‘Without food banks, I probably wouldn’t eat most days’

We speak to those at the sharp end of what's being called the cost-of-living crisis.

It’s being called the cost-of-living crisis and for thousands of families across Scotland, the financial challenges are becoming critical.

One food bank has seen a 40% rise in referrals as people turn to emergency help.

The rise in food prices is being felt in more and more households as budgets are also squeezed by soaring bills for gas and electricity.

STV News spoke to those at the sharp end of the crisis.

The food bank user

Cheryl May struggles with the cost of food and has found a lifeline in an Edinburgh project called LIFT (Low Income Families Together).

“If it wasn’t for this place helping me with food bags, I probably wouldn’t be eating most days,” she says.

“It’s already tough to make ends meet, and with the rising food prices, it’s becoming near impossible.

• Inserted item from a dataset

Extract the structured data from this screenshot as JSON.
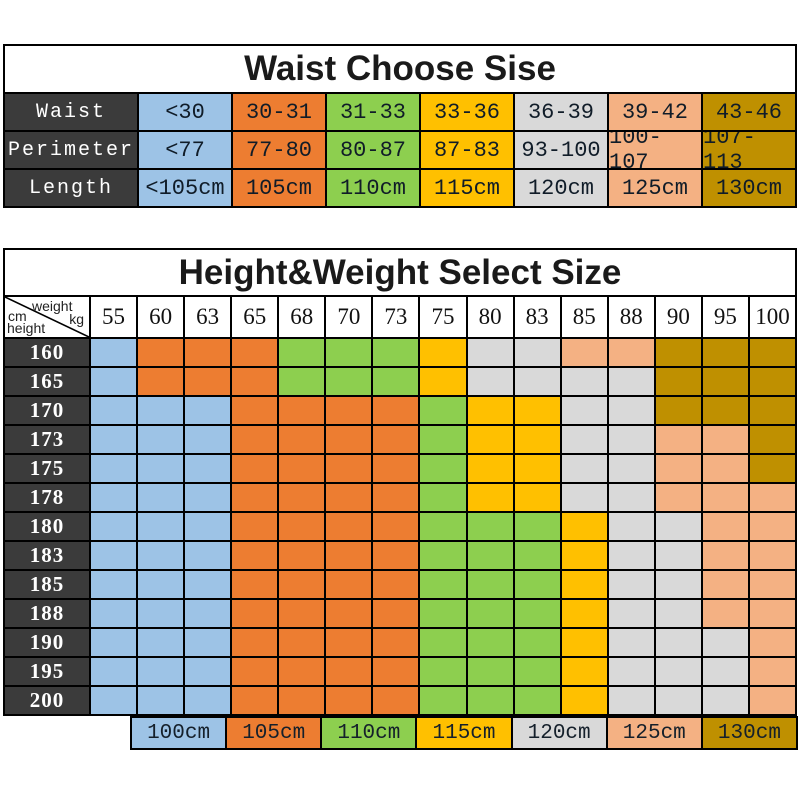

“I’m seeing it everywhere you go now. It might only be five pence, it might only be ten pence, it might only be a wee 50p, but that’s a big thing for people that are having to budget their money and watch what they’re buying.”

The campaigner

Inflation is running at more than five per cent, which means the cost of everything is going up, but there’s a growing realisation that those who have the least are taking much more of the pain.

The blogger and activist Jack Monroe has been highlighting the issue on social media.

At the campaigner’s local supermarket this time last year, the cheapest packet of pasta was 29p, it’s now 70p – an increase of 141%.

Rice was 45p for a kilo bag, it’s now £1 for a 500g bag – working out at a 344% rise.

Food poverty campaigner Jack Monroe.

Bread was up from 45p to 58p, curry sauce from 30p to 89p and bag of small apples from 59p to 89p.

“Those figures are real, they are accurate, they are reflective of mine and millions of other people’s experiences,” says Jack.

“I had a message from a gentleman who said he was going to bed having eaten a teaspoon of toothpaste in order to fool himself into thinking he’d had a meal.”

Food bank volunteers

Volunteers at the East Lothian Food Bank in Tranent put together and send out vital supplies.

They say the biggest thing that brings people there is a lack of income – for whom the basic the necessities of life are unaffordable.

Last month was the busiest they’ve ever had.

“We were expecting it to be busy, I don’t think we were anticipating it being quite as busy as it was,” says staff member Lucy Daniels.

Food banks are seeing a surge in referrals.

“There’s no way we were expecting a 40% increase in the number of referrals we saw. It’s heartbreaking, we’ve all been close to tears or in tears at some point.

“The thing that keeps us going is knowing that if we’re getting food out to people, at least they’re not going to be hungry.”

The meal makers

The Larder, in Livingston, makes meals from scratch for those who need them most.

In a single day, they are helping to feed more than 250 people across West Lothian.

“We believe that access to good quality, fresh, nutritious food is absolutely essential for everybody in our society regardless of their income bracket,” says The Larder’s Angela Moohan.

“We are seeing poverty and food poverty increasing rather than being eradicated, and that has to stop.”